The legislation (H.R. 2341), the so-called “Class Action Fairness Act,” is being pushed by the U.S. Chamber of Commerce, the National Association of Manufacturers, and the insurance, tobacco, auto and prescription drug industries. It is opposed by a coalition of consumer, environmental, health and labor groups including Public Citizen, the Consumer Federation of America, Clean Water Action, Earthjustice Legal Defense Fund, U.S. PIRG, Service Employees International Union, Communication Workers of America, the National Senior Citizens Law Center, the American Lung Association, the American Heart Association and the Campaign for Tobacco-Free Kids.
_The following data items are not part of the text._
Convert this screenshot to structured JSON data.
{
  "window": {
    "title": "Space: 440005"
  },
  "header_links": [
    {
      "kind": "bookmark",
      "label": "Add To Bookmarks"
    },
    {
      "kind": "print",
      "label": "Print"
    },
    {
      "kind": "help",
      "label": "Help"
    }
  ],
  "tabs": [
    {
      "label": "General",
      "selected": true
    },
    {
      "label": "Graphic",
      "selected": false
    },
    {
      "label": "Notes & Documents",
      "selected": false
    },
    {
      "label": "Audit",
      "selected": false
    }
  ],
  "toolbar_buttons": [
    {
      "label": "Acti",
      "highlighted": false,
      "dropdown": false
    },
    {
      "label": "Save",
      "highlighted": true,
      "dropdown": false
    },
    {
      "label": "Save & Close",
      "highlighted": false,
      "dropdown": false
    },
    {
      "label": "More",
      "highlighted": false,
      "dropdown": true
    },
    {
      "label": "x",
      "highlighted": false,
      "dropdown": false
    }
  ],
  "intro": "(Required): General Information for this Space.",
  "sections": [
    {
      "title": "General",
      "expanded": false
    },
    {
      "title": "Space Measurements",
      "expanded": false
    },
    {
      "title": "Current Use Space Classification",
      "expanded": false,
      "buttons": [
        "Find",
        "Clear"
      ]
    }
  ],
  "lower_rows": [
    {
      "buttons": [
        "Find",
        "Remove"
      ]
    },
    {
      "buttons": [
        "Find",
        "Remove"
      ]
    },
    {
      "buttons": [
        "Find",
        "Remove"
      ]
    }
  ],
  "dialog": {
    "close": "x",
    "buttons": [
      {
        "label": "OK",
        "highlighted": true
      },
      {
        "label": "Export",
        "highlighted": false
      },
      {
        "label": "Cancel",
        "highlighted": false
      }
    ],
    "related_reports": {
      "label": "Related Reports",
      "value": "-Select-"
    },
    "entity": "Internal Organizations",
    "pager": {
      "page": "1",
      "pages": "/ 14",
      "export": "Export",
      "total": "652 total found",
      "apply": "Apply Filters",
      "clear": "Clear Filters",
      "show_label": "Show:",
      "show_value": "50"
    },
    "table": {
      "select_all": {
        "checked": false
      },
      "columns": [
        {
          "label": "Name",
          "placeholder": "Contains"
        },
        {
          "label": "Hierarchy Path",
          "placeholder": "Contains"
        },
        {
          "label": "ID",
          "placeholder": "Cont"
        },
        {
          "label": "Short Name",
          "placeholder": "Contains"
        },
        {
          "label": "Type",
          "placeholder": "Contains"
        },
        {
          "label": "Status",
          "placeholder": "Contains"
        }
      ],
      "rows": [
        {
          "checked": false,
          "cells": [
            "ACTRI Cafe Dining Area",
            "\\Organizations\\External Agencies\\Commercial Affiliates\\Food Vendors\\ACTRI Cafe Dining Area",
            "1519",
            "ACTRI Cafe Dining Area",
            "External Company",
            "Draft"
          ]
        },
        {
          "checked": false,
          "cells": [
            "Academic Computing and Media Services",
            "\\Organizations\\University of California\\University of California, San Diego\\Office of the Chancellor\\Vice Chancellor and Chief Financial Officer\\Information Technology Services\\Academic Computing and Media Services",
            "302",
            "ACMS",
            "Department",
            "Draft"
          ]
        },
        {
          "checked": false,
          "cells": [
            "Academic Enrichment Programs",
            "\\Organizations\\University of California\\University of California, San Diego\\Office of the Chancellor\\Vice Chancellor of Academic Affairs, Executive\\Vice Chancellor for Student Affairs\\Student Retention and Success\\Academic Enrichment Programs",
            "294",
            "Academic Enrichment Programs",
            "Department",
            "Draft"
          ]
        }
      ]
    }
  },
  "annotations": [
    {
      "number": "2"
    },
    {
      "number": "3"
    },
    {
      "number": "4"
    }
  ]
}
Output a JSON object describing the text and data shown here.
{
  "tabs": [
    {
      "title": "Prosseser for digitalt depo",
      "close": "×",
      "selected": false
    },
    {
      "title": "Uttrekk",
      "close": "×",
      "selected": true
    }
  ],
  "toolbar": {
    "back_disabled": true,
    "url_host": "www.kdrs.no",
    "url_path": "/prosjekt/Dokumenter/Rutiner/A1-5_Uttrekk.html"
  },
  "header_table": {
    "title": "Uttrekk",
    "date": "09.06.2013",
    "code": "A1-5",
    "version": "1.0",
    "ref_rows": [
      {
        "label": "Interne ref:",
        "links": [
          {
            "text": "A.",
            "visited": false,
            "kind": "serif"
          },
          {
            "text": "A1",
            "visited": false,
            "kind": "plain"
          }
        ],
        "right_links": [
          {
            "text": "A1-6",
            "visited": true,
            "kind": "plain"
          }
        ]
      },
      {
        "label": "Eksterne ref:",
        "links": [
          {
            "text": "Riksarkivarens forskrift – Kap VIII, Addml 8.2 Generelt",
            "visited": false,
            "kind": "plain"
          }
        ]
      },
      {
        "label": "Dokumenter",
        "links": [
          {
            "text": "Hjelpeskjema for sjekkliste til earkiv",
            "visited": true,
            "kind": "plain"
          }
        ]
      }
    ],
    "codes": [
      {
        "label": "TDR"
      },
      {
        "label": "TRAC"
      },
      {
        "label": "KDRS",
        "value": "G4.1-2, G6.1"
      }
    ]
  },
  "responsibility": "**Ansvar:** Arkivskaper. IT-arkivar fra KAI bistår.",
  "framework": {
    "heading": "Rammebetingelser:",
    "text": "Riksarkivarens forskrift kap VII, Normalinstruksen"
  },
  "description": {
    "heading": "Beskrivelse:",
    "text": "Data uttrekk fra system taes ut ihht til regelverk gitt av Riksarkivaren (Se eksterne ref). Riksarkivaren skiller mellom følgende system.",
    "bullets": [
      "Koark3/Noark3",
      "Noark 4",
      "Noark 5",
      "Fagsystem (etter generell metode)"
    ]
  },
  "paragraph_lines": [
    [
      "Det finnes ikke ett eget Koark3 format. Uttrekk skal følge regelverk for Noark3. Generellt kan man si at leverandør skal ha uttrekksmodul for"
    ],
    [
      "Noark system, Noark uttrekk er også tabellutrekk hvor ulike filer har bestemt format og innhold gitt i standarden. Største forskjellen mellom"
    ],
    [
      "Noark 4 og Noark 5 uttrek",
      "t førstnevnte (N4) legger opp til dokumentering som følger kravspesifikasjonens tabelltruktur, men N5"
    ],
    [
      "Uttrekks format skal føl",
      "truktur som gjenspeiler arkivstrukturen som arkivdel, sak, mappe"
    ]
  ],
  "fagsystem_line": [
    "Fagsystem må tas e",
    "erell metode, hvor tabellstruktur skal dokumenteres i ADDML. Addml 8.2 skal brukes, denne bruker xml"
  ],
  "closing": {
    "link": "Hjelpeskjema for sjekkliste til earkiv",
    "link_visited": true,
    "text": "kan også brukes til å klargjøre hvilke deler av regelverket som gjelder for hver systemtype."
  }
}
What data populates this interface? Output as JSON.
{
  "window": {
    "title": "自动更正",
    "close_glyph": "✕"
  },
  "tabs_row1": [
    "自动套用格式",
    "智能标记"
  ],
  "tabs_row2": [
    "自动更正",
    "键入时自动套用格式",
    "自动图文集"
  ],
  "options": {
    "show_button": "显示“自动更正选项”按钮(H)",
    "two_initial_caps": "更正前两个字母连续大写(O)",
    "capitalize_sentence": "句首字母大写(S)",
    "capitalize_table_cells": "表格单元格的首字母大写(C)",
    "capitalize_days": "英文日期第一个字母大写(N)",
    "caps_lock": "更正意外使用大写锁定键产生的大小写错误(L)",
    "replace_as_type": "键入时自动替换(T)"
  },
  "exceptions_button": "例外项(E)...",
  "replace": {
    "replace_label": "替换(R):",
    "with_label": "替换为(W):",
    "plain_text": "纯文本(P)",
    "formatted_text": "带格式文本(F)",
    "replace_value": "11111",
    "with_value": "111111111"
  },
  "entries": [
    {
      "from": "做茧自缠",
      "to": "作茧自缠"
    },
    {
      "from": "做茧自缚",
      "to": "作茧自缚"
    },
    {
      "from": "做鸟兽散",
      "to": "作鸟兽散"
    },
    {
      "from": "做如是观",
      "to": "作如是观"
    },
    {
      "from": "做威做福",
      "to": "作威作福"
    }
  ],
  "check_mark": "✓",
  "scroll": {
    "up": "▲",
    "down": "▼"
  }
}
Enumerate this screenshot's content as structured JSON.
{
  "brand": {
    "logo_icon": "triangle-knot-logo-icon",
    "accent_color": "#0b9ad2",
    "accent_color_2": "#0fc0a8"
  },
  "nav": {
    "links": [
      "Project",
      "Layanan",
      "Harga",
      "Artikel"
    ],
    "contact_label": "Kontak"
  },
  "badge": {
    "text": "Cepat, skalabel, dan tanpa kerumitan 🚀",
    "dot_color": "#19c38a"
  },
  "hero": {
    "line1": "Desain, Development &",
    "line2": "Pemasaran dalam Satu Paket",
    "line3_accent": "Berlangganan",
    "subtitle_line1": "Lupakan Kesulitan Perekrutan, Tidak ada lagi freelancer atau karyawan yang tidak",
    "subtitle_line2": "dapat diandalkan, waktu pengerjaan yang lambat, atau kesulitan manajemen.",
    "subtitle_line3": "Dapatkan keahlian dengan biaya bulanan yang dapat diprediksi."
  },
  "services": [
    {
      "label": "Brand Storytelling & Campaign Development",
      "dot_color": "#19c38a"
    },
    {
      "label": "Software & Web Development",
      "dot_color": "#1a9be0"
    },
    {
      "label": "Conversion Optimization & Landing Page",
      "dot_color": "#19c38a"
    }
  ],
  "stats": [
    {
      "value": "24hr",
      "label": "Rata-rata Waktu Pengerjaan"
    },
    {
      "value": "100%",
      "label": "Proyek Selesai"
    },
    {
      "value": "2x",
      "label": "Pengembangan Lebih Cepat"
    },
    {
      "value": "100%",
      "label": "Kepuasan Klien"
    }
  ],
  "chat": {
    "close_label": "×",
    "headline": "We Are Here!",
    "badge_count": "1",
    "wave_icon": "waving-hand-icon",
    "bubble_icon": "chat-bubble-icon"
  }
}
The measure would give defendants   usually large corporations   the right to move class actions filed in state court to federal court, even though the basis for the case would still be state law. Two corporate class action lawyers recently wrote in Litigation how this hurts consumers: “As a general rule, defendants are better off in federal court . . . there is generally a greater body of federal law precedent favorable to defendants.” The groups opposed to the bill believe that corporate defendants should not have the power to choose the legal forum that they believe most benefits them. Moreover, state judges are much more familiar with the numerous laws that are the basis for state class actions, making them more likely than federal judges to feel comfortable interpreting state law in class action cases.

This legislation also will exacerbate the federal courts? current caseload crisis, delaying the resolution of all civil cases. That is why the Judicial Conference of the United States, chaired by Chief Justice William Rehnquist, opposes the legislation.

“Since the dawn of the consumer movement in the 1960s, perhaps consumers? most important tool has been the class action lawsuit,” said Joan Claybrook, president of Public Citizen. “That is why corporate wrongdoers are fighting hard to take away this right.”